König Ludwig XV. hielt große Stücke auf Rameaus Daphnis et Églé (1753). Doch die Pastorale héroïque schaffte es nach den Aufführungen in Fontainebleau zu Rameaus Lebzeiten nie wieder auf die Bühne. Mit der Edition innerhalb der Opera omnia liegt nun eine verlässliche Ausgabe vor.
Der Opern-Einakter Daphnis et Églé erlebte am 29. Oktober 1753 in Fontainebleau vor König Ludwig XV. seine einzige Aufführung. Weder in der Stadt noch am Hofe hat je eine weitere Aufführung stattgefunden, und auch zur Veröffentlichung des Werkes kam es niemals. Erst im Jahr 2014, zum 250. Todestag des Komponisten, wurde die Oper von William Christie und „Les Arts Florissants“ in einer modernen Inszenierung wieder zum Leben erweckt. Aufgrund ihrer geringen Bekanntheit wurde Daphnis et Églé – anders als Rameaus übrige Werke – nie überarbeitet. Die einzigen Änderungen, die uns heute bekannt sind, wurden während der Proben vorgenommen. In den Manuskript-Abschriften der Stimmauszüge sind die Änderungen deutlich zu erkennen. Sie umfassen lediglich die Umstellung der Reihenfolge bestimmter Tänze im zweiten Divertissement und die Streichung der Arietta des Églé „L’Amour règne sur nos cœurs“, die durch die Arietta der Daphne „Oiseaux, chantez“ ersetzt wurde. Die in der Arietta des Églé fehlende Vokalpartie musste wiederhergestellt werden. Zur Erstellung des Textes der vorliegenden Ausgabe wurden Rameaus autographes Manuskript (siehe Abbildung), die Stimmen und das Libretto von 1753 verwendet. Bei Unklarheiten haben wir außerdem das in den Fonds Decroix überlieferte Exemplar konsultiert. Der Anhang der Edition liefert die originale Version des zweiten Divertissements, das von Rameau während der Proben verworfen worden war.

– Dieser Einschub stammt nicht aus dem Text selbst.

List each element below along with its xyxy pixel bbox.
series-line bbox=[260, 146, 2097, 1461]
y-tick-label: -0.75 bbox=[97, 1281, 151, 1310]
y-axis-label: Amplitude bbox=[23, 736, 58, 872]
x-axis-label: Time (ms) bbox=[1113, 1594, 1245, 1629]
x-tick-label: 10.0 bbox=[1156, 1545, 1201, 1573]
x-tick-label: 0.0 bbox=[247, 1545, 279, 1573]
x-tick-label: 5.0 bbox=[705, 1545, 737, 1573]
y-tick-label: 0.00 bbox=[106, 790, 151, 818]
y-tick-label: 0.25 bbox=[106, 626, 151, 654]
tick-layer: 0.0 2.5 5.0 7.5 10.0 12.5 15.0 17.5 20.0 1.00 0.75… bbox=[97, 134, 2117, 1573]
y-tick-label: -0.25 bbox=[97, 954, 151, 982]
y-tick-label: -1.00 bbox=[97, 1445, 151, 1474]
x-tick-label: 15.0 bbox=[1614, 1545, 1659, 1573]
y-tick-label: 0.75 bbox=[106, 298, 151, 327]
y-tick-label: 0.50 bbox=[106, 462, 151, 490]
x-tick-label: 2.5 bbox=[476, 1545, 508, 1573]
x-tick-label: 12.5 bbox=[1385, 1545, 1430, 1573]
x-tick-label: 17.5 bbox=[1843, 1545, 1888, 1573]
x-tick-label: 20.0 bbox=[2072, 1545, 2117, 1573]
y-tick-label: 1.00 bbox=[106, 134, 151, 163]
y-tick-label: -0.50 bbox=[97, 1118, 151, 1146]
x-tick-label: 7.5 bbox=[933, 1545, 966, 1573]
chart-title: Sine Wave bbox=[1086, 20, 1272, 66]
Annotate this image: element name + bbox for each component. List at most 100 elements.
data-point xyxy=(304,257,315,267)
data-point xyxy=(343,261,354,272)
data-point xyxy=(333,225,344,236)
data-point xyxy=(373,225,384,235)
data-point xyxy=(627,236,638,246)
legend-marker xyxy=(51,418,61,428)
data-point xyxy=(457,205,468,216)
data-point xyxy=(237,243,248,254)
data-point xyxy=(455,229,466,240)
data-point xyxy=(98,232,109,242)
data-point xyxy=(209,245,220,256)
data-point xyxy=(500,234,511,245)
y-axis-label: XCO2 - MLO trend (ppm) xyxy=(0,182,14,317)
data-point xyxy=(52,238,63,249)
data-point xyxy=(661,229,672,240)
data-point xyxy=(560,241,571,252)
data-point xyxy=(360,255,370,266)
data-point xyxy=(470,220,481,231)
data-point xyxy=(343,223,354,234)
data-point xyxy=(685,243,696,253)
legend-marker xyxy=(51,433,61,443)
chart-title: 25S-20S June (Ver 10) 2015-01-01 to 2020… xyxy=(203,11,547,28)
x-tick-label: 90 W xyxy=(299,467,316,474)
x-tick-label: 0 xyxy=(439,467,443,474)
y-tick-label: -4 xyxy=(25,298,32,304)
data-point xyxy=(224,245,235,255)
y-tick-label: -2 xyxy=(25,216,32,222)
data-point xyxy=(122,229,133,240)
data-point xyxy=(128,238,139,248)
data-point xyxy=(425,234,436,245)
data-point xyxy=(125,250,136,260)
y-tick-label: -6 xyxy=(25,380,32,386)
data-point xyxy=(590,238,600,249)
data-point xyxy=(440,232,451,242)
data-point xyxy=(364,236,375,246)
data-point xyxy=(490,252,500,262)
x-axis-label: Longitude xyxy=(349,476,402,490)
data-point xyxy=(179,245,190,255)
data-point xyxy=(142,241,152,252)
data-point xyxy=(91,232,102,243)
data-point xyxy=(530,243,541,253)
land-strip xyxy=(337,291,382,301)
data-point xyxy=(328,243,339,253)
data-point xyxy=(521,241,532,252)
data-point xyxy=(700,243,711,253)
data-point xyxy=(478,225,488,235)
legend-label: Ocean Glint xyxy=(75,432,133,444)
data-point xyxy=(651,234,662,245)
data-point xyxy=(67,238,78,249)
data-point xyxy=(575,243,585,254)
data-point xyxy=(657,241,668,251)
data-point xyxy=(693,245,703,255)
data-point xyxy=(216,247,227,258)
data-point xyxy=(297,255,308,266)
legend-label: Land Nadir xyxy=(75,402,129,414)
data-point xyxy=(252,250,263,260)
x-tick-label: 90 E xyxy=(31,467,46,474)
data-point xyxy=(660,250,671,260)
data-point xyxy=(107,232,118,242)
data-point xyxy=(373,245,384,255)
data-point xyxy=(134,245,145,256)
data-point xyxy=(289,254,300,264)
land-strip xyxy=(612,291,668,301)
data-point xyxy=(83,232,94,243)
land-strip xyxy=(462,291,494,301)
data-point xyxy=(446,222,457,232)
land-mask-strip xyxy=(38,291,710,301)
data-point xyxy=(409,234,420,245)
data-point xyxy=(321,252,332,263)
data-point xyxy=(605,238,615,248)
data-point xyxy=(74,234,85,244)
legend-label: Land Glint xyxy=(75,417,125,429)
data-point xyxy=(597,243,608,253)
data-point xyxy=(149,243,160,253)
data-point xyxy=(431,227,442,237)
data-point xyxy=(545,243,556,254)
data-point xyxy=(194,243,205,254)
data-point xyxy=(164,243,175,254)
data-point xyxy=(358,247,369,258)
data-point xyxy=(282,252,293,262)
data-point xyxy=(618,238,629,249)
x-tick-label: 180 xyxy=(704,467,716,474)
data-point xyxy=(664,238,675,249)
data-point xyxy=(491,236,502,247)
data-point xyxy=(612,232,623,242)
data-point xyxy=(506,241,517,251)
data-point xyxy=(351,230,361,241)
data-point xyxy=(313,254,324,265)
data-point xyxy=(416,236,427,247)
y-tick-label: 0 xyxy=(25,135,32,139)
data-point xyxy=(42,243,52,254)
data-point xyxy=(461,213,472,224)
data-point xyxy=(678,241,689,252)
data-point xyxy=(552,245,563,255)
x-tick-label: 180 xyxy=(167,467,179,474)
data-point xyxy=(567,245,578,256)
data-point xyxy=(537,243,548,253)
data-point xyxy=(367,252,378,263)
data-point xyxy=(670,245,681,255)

Rameau hat den Auftrag zu Daphnis et Églé wohl Ende 1752 in Erwartung des geplanten Besuchs des Königs in Fontainebleau im Herbst 1753 erhalten. Leider enthält Collés privates Tagebuch, das Journal historique, keine Informationen zu der Zusammenarbeit von Librettist und Komponist, da Einträge aus den Jahren 1752 und 1753 fehlen. Doch ist klar, dass das Werk vor Ende des Sommers 1753 fertigstellt worden sein muss: Am 13. September 1753 stellte der Kopist Jean Rollet eine vom Komponisten gegengezeichnete Rechnung für die verschiedenen Abschriften von zahlreichen Partituren aus. Einer Notiz mit dem Titel „musikalische Proben in Paris“ zufolge wurden die Proben am 26., 27. und 29. September 1753 ebenso wie am 1., 3., 5., 10. und 11. Oktober des Jahres an der Académie royale de Musique abgehalten. Dieses Dokument ist besonders interessant, da es eine exakte Anzahl der Proben angibt.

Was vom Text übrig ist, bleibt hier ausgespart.